De regelgeving voorziet dat de AMA-begeleider de AMA-deelnemer jaarlijks evalueert, in dialoog met de instanties die toelating geven aan de persoon om AMA te verrichten. Er is geen vorm vastgelegd over hoe deze evaluatie er moet uitzien. De “dialoog”, betekent dus niet automatisch dat de uitkeringsinstantie op een formeel overlegmoment aanwezig moet zijn, maar wel dat indien nodig verder afgestemd wordt.

De evaluatie is enerzijds een moment waarbij de begeleider nagaat of de toestemming voor AMA er nog steeds is en of alles goed loopt voor de deelnemer (het aantal uren dat men AMA verricht, de werkpost waar men staat, ...).
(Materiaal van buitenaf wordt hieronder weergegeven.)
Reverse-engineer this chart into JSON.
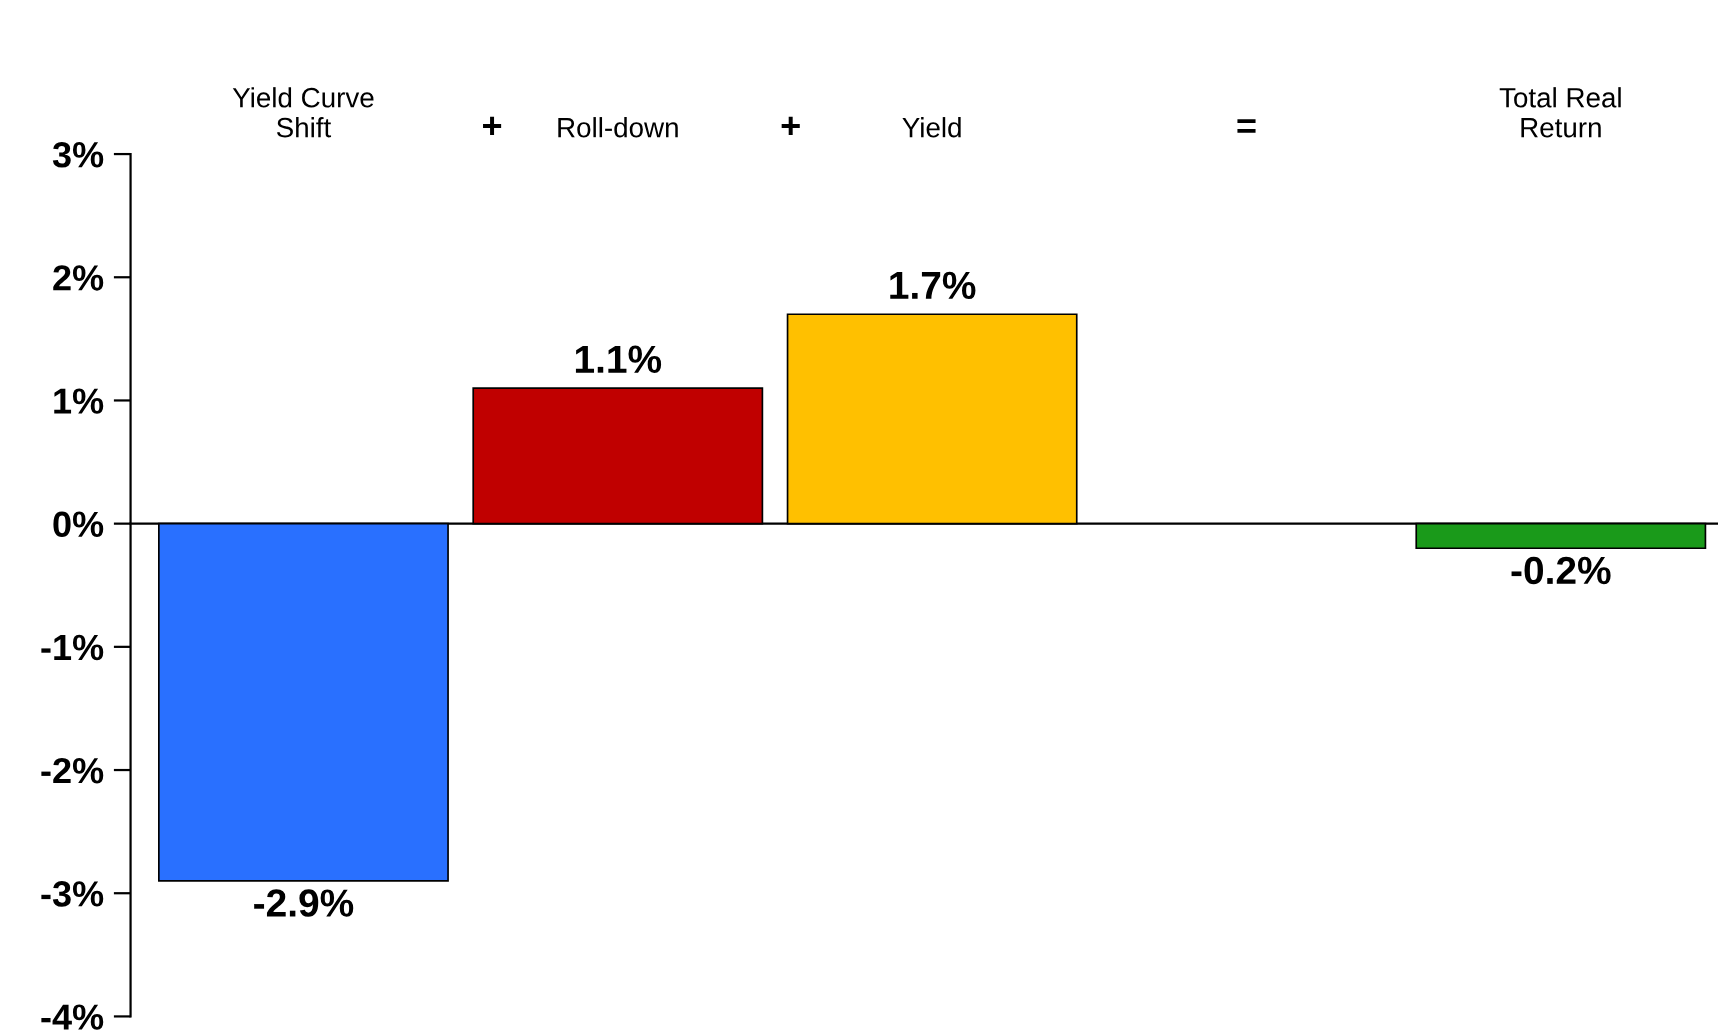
{
  "chart_data": {
    "type": "bar",
    "categories": [
      "Yield Curve\nShift",
      "Roll-down",
      "Yield",
      null,
      "Total Real\nReturn"
    ],
    "values": [
      -2.9,
      1.1,
      1.7,
      null,
      -0.2
    ],
    "colors": [
      "#2970ff",
      "#c00000",
      "#ffc000",
      null,
      "#1a9a1a"
    ],
    "value_labels": [
      "-2.9%",
      "1.1%",
      "1.7%",
      null,
      "-0.2%"
    ],
    "ylim": [
      -4,
      3
    ],
    "yticks": [
      {
        "value": 3,
        "label": "3%"
      },
      {
        "value": 2,
        "label": "2%"
      },
      {
        "value": 1,
        "label": "1%"
      },
      {
        "value": 0,
        "label": "0%"
      },
      {
        "value": -1,
        "label": "-1%"
      },
      {
        "value": -2,
        "label": "-2%"
      },
      {
        "value": -3,
        "label": "-3%"
      },
      {
        "value": -4,
        "label": "-4%"
      }
    ],
    "annotations": [
      "+",
      "+",
      "="
    ],
    "legend": false
  }
}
Wil men bv. het aantal AMA-uren uitbreiden, dan is de kans groot dat er een nieuwe toestemming gevraagd moet worden aan de uitkeringsinstantie.
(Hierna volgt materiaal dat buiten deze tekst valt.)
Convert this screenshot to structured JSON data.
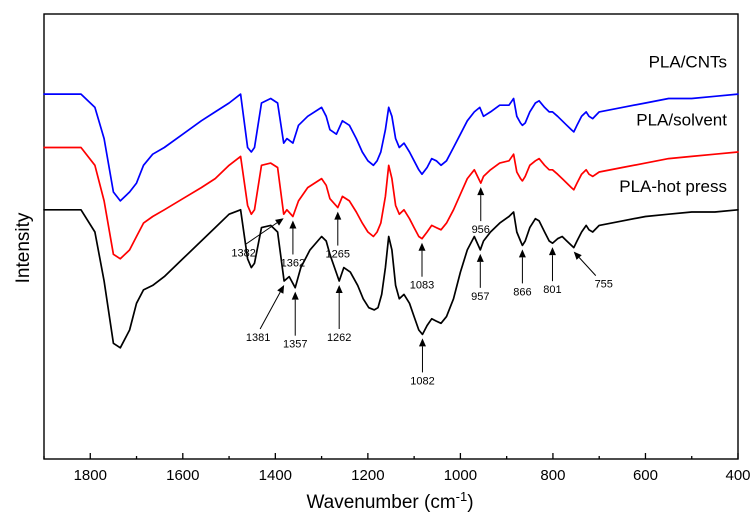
{
  "chart_data": {
    "type": "line",
    "title": "",
    "xlabel": "Wavenumber (cm",
    "xlabel_sup": "-1",
    "xlabel_close": ")",
    "ylabel": "Intensity",
    "xlim": [
      1900,
      400
    ],
    "x_reversed": true,
    "ylim": [
      0,
      1
    ],
    "y_ticks_shown": false,
    "grid": false,
    "x_ticks": [
      1800,
      1600,
      1400,
      1200,
      1000,
      800,
      600,
      400
    ],
    "x_tick_labels": [
      "1800",
      "1600",
      "1400",
      "1200",
      "1000",
      "800",
      "600",
      "400"
    ],
    "series": [
      {
        "name": "PLA/CNTs",
        "color": "#0000ff",
        "x": [
          1900,
          1820,
          1790,
          1770,
          1750,
          1735,
          1715,
          1700,
          1685,
          1665,
          1640,
          1600,
          1560,
          1530,
          1500,
          1475,
          1460,
          1452,
          1445,
          1430,
          1410,
          1395,
          1382,
          1375,
          1362,
          1350,
          1330,
          1300,
          1290,
          1282,
          1268,
          1255,
          1240,
          1225,
          1212,
          1200,
          1188,
          1180,
          1172,
          1162,
          1155,
          1148,
          1140,
          1132,
          1122,
          1110,
          1100,
          1090,
          1083,
          1072,
          1062,
          1052,
          1042,
          1030,
          1015,
          1000,
          985,
          970,
          958,
          950,
          935,
          915,
          895,
          885,
          878,
          870,
          866,
          860,
          850,
          838,
          830,
          818,
          808,
          801,
          790,
          780,
          770,
          760,
          755,
          748,
          738,
          728,
          722,
          714,
          700,
          650,
          600,
          550,
          500,
          450,
          400
        ],
        "y": [
          0.82,
          0.82,
          0.79,
          0.72,
          0.6,
          0.58,
          0.6,
          0.62,
          0.66,
          0.685,
          0.7,
          0.73,
          0.76,
          0.78,
          0.8,
          0.82,
          0.7,
          0.69,
          0.7,
          0.8,
          0.81,
          0.8,
          0.71,
          0.72,
          0.71,
          0.75,
          0.77,
          0.79,
          0.77,
          0.74,
          0.73,
          0.76,
          0.75,
          0.72,
          0.69,
          0.67,
          0.66,
          0.67,
          0.69,
          0.74,
          0.79,
          0.77,
          0.72,
          0.7,
          0.71,
          0.69,
          0.67,
          0.65,
          0.64,
          0.655,
          0.675,
          0.67,
          0.66,
          0.67,
          0.7,
          0.73,
          0.76,
          0.78,
          0.79,
          0.77,
          0.78,
          0.795,
          0.795,
          0.81,
          0.77,
          0.755,
          0.75,
          0.755,
          0.78,
          0.8,
          0.805,
          0.79,
          0.78,
          0.78,
          0.77,
          0.76,
          0.75,
          0.74,
          0.735,
          0.75,
          0.77,
          0.78,
          0.77,
          0.765,
          0.78,
          0.79,
          0.8,
          0.81,
          0.81,
          0.815,
          0.82
        ]
      },
      {
        "name": "PLA/solvent",
        "color": "#ff0000",
        "x": [
          1900,
          1820,
          1790,
          1770,
          1750,
          1735,
          1715,
          1700,
          1685,
          1665,
          1640,
          1600,
          1560,
          1530,
          1500,
          1475,
          1460,
          1452,
          1445,
          1430,
          1410,
          1395,
          1382,
          1375,
          1362,
          1350,
          1330,
          1300,
          1290,
          1282,
          1265,
          1255,
          1240,
          1225,
          1212,
          1200,
          1188,
          1180,
          1172,
          1162,
          1155,
          1148,
          1140,
          1132,
          1122,
          1110,
          1100,
          1090,
          1083,
          1072,
          1062,
          1052,
          1042,
          1030,
          1015,
          1000,
          985,
          970,
          956,
          950,
          935,
          915,
          895,
          885,
          878,
          870,
          866,
          860,
          850,
          838,
          830,
          818,
          808,
          801,
          790,
          780,
          770,
          760,
          755,
          748,
          738,
          728,
          722,
          714,
          700,
          650,
          600,
          550,
          500,
          450,
          400
        ],
        "y": [
          0.7,
          0.7,
          0.66,
          0.58,
          0.46,
          0.45,
          0.47,
          0.5,
          0.53,
          0.545,
          0.56,
          0.585,
          0.61,
          0.63,
          0.66,
          0.68,
          0.57,
          0.55,
          0.56,
          0.66,
          0.665,
          0.655,
          0.55,
          0.56,
          0.545,
          0.58,
          0.61,
          0.63,
          0.615,
          0.585,
          0.565,
          0.59,
          0.58,
          0.555,
          0.53,
          0.51,
          0.5,
          0.51,
          0.53,
          0.59,
          0.66,
          0.63,
          0.57,
          0.55,
          0.56,
          0.54,
          0.52,
          0.5,
          0.495,
          0.51,
          0.525,
          0.52,
          0.515,
          0.53,
          0.56,
          0.595,
          0.63,
          0.65,
          0.62,
          0.635,
          0.65,
          0.665,
          0.67,
          0.685,
          0.645,
          0.63,
          0.625,
          0.635,
          0.66,
          0.67,
          0.675,
          0.66,
          0.65,
          0.65,
          0.64,
          0.63,
          0.62,
          0.61,
          0.605,
          0.62,
          0.64,
          0.65,
          0.64,
          0.635,
          0.645,
          0.655,
          0.665,
          0.675,
          0.68,
          0.685,
          0.69
        ]
      },
      {
        "name": "PLA-hot press",
        "color": "#000000",
        "x": [
          1900,
          1820,
          1790,
          1770,
          1750,
          1735,
          1715,
          1700,
          1685,
          1665,
          1640,
          1600,
          1560,
          1530,
          1500,
          1475,
          1460,
          1452,
          1445,
          1430,
          1410,
          1395,
          1381,
          1370,
          1357,
          1345,
          1325,
          1300,
          1290,
          1282,
          1262,
          1252,
          1238,
          1222,
          1210,
          1198,
          1186,
          1178,
          1170,
          1162,
          1155,
          1148,
          1140,
          1132,
          1122,
          1110,
          1100,
          1090,
          1082,
          1072,
          1062,
          1052,
          1042,
          1030,
          1015,
          1000,
          985,
          970,
          957,
          950,
          935,
          915,
          895,
          885,
          878,
          870,
          866,
          860,
          850,
          838,
          830,
          818,
          808,
          801,
          790,
          780,
          770,
          760,
          755,
          748,
          738,
          728,
          722,
          714,
          700,
          650,
          600,
          550,
          500,
          450,
          400
        ],
        "y": [
          0.56,
          0.56,
          0.51,
          0.4,
          0.26,
          0.25,
          0.29,
          0.35,
          0.38,
          0.39,
          0.41,
          0.45,
          0.49,
          0.52,
          0.55,
          0.56,
          0.45,
          0.43,
          0.44,
          0.52,
          0.525,
          0.51,
          0.4,
          0.41,
          0.385,
          0.43,
          0.47,
          0.5,
          0.49,
          0.46,
          0.4,
          0.43,
          0.42,
          0.39,
          0.36,
          0.34,
          0.335,
          0.34,
          0.37,
          0.43,
          0.5,
          0.47,
          0.39,
          0.36,
          0.37,
          0.35,
          0.32,
          0.29,
          0.28,
          0.3,
          0.315,
          0.31,
          0.305,
          0.32,
          0.36,
          0.42,
          0.47,
          0.5,
          0.47,
          0.49,
          0.51,
          0.53,
          0.545,
          0.555,
          0.51,
          0.49,
          0.48,
          0.49,
          0.52,
          0.54,
          0.535,
          0.51,
          0.49,
          0.485,
          0.495,
          0.5,
          0.49,
          0.48,
          0.475,
          0.49,
          0.51,
          0.525,
          0.515,
          0.51,
          0.525,
          0.535,
          0.545,
          0.55,
          0.555,
          0.555,
          0.56
        ]
      }
    ],
    "series_labels": [
      {
        "text": "PLA/CNTs",
        "y": 0.88
      },
      {
        "text": "PLA/solvent",
        "y": 0.75
      },
      {
        "text": "PLA-hot press",
        "y": 0.6
      }
    ],
    "annotations": [
      {
        "label": "1382",
        "x": 1382,
        "series": 1,
        "side": "below",
        "dx": -38,
        "dy": 26
      },
      {
        "label": "1362",
        "x": 1362,
        "series": 1,
        "side": "below",
        "dx": 0,
        "dy": 34
      },
      {
        "label": "1265",
        "x": 1265,
        "series": 1,
        "side": "below",
        "dx": 0,
        "dy": 34
      },
      {
        "label": "1083",
        "x": 1083,
        "series": 1,
        "side": "below",
        "dx": 0,
        "dy": 34
      },
      {
        "label": "956",
        "x": 956,
        "series": 1,
        "side": "below",
        "dx": 0,
        "dy": 34
      },
      {
        "label": "1381",
        "x": 1381,
        "series": 2,
        "side": "below",
        "dx": -24,
        "dy": 44
      },
      {
        "label": "1357",
        "x": 1357,
        "series": 2,
        "side": "below",
        "dx": 0,
        "dy": 44
      },
      {
        "label": "1262",
        "x": 1262,
        "series": 2,
        "side": "below",
        "dx": 0,
        "dy": 44
      },
      {
        "label": "1082",
        "x": 1082,
        "series": 2,
        "side": "below",
        "dx": 0,
        "dy": 34
      },
      {
        "label": "957",
        "x": 957,
        "series": 2,
        "side": "below",
        "dx": 0,
        "dy": 34
      },
      {
        "label": "866",
        "x": 866,
        "series": 2,
        "side": "below",
        "dx": 0,
        "dy": 34
      },
      {
        "label": "801",
        "x": 801,
        "series": 2,
        "side": "below",
        "dx": 0,
        "dy": 34
      },
      {
        "label": "755",
        "x": 755,
        "series": 2,
        "side": "below",
        "dx": 22,
        "dy": 24
      }
    ]
  }
}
De evaluatie is er anderzijds ook om na te gaan of de persoon ondertussen misschien de sprong naar betaalde tewerkstelling kan zetten. De AMA-begeleider zou bv. kunnen inschatten dat de deelnemer zo geëvolueerd is dat hij naar betaalde arbeid, met of zonder ondersteuning, kan doorstromen. Gezien het vaak niet de AMA-begeleider zal zijn die hierover kan beslissen, zal dit verder bekeken moeten worden met de uitkeringsinstantie.

Heeft de uitkeringsinstantie bv. ineens toestemming gegeven voor een periode van twee jaar, dan hoeft de AMA-begeleider tussendoor niet nog eens opnieuw afstemmen met de uitkeringsinstantie.